Du fait des délais d’attente très longs pour accéder à une prise en charge diagnostique au CRA[1], l’ARS[2] a décentralisé l’évaluation et le diagnostic de Troubles du Spectre Autistique de niveau 1 et 2. Notre service de pédopsychiatrie a ainsi été récemment agréé pour effectuer ces démarches. Les membres des équipes intéressés ont été formés par le CRA aux outils d’évaluation fonctionnelle (Vineland 2[3], PEP-R[4]) et d’évaluation diagnostique des TSA (ADI-R[5], ADOS 2[6]). A l’hôpital de jour, il a été accepté que je me centre sur « l’évaluation fonctionnelle » de l’enfant à partir de l’échelle de Vineland 2, laissant de côté les outils d’évaluation directe et de diagnostic, avec le souci de soutenir la réflexion clinique de l’équipe et de faire un accueil aux parents.

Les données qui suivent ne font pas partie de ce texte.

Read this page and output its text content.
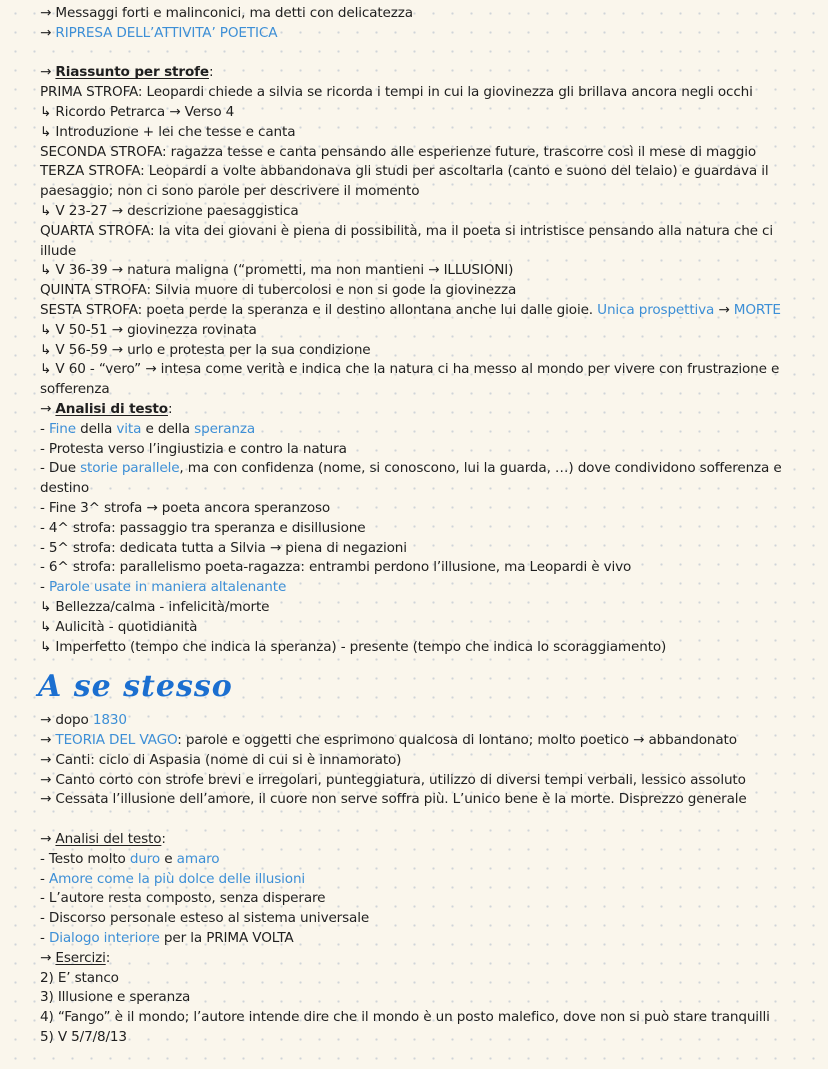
→ Messaggi forti e malinconici, ma detti con delicatezza
→ RIPRESA DELL’ATTIVITA’ POETICA
→ Riassunto per strofe:
PRIMA STROFA: Leopardi chiede a silvia se ricorda i tempi in cui la giovinezza gli brillava ancora negli occhi
↳ Ricordo Petrarca → Verso 4
↳ Introduzione + lei che tesse e canta
SECONDA STROFA: ragazza tesse e canta pensando alle esperienze future, trascorre così il mese di maggio
TERZA STROFA: Leopardi a volte abbandonava gli studi per ascoltarla (canto e suono del telaio) e guardava il
paesaggio; non ci sono parole per descrivere il momento
↳ V 23-27 → descrizione paesaggistica
QUARTA STROFA: la vita dei giovani è piena di possibilità, ma il poeta si intristisce pensando alla natura che ci
illude
↳ V 36-39 → natura maligna (“prometti, ma non mantieni → ILLUSIONI)
QUINTA STROFA: Silvia muore di tubercolosi e non si gode la giovinezza
SESTA STROFA: poeta perde la speranza e il destino allontana anche lui dalle gioie. Unica prospettiva → MORTE
↳ V 50-51 → giovinezza rovinata
↳ V 56-59 → urlo e protesta per la sua condizione
↳ V 60 - “vero” → intesa come verità e indica che la natura ci ha messo al mondo per vivere con frustrazione e
sofferenza
→ Analisi di testo:
- Fine della vita e della speranza
- Protesta verso l’ingiustizia e contro la natura
- Due storie parallele, ma con confidenza (nome, si conoscono, lui la guarda, …) dove condividono sofferenza e
destino
- Fine 3^ strofa → poeta ancora speranzoso
- 4^ strofa: passaggio tra speranza e disillusione
- 5^ strofa: dedicata tutta a Silvia → piena di negazioni
- 6^ strofa: parallelismo poeta-ragazza: entrambi perdono l’illusione, ma Leopardi è vivo
- Parole usate in maniera altalenante
↳ Bellezza/calma - infelicità/morte
↳ Aulicità - quotidianità
↳ Imperfetto (tempo che indica la speranza) - presente (tempo che indica lo scoraggiamento)
A se stesso
→ dopo 1830
→ TEORIA DEL VAGO: parole e oggetti che esprimono qualcosa di lontano; molto poetico → abbandonato
→ Canti: ciclo di Aspasia (nome di cui si è innamorato)
→ Canto corto con strofe brevi e irregolari, punteggiatura, utilizzo di diversi tempi verbali, lessico assoluto
→ Cessata l’illusione dell’amore, il cuore non serve soffra più. L’unico bene è la morte. Disprezzo generale
→ Analisi del testo:
- Testo molto duro e amaro
- Amore come la più dolce delle illusioni
- L’autore resta composto, senza disperare
- Discorso personale esteso al sistema universale
- Dialogo interiore per la PRIMA VOLTA
→ Esercizi:
2) E’ stanco
3) Illusione e speranza
4) “Fango” è il mondo; l’autore intende dire che il mondo è un posto malefico, dove non si può stare tranquilli
5) V 5/7/8/13
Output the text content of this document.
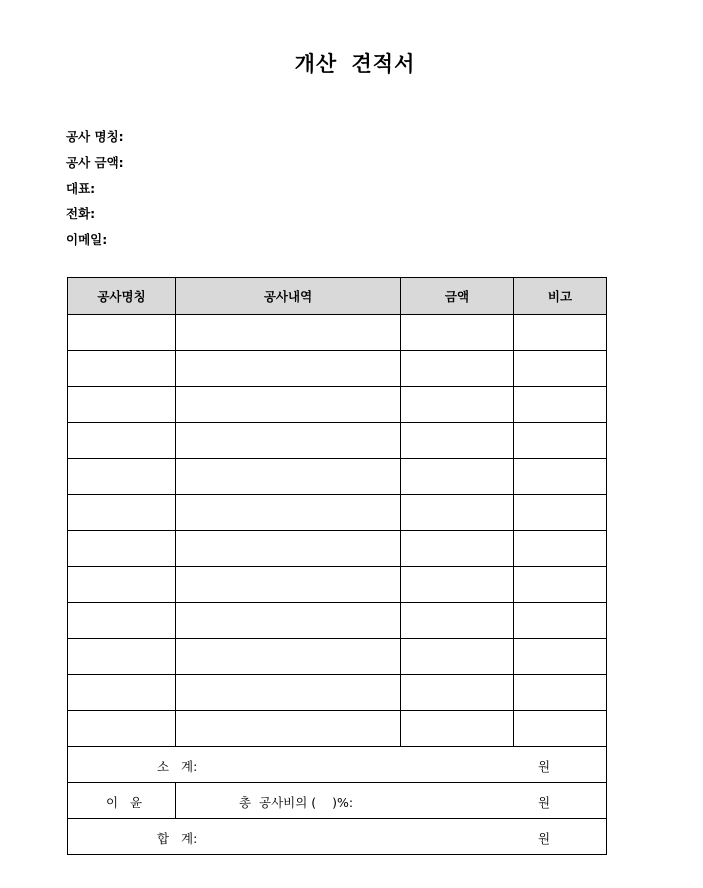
개산 견적서
공사 명칭:
공사 금액:
대표:
전화:
이메일:
공사명칭	공사내역	금액	비고

소   계: 원			

이   윤	총  공사비의 (    )%: 원		

합   계: 원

Cette échelle consiste en un entretien auprès d’un membre de la famille, afin de comprendre la façon dont l’enfant se débrouille au quotidien et de permettre de « déterminer des axes d’intervention ou de compensation des aptitudes de l’enfant » ainsi que son « suivi développemental »[7]. Cette échelle est composée de nombreuses questions dans les domaines de la communication, de la vie quotidienne, des interactions sociales et de la motricité.
Quitte à devoir en passer par cet outil, il fallait que cela puisse ouvrir sur des moments d’invitation et de rencontre avec chacune des familles concernées. Il s’agissait aussi que cela vienne mettre en mouvement le regard porté par l’équipe sur l’enfant, en y associant les membres de l’équipe, qui pour certains souhaitaient vivement s’investir dans ce « protocole d’évaluation » afin de guider leur pratique. Il y avait là plusieurs regards à se croiser dans un même espace en veillant à préserver la dimension du sujet lui-même. Ainsi nous sommes-nous trouvés à réfléchir à la préparation de ces « rdv famille », choisissant d’accueillir chaque famille en binôme, infirmière ou éducatrice spécialisée et psychologue clinicienne, en reprenant à notre compte le conseil du CRA de ne formuler que des questions larges et ouvertes permettant de laisser la parole au parent.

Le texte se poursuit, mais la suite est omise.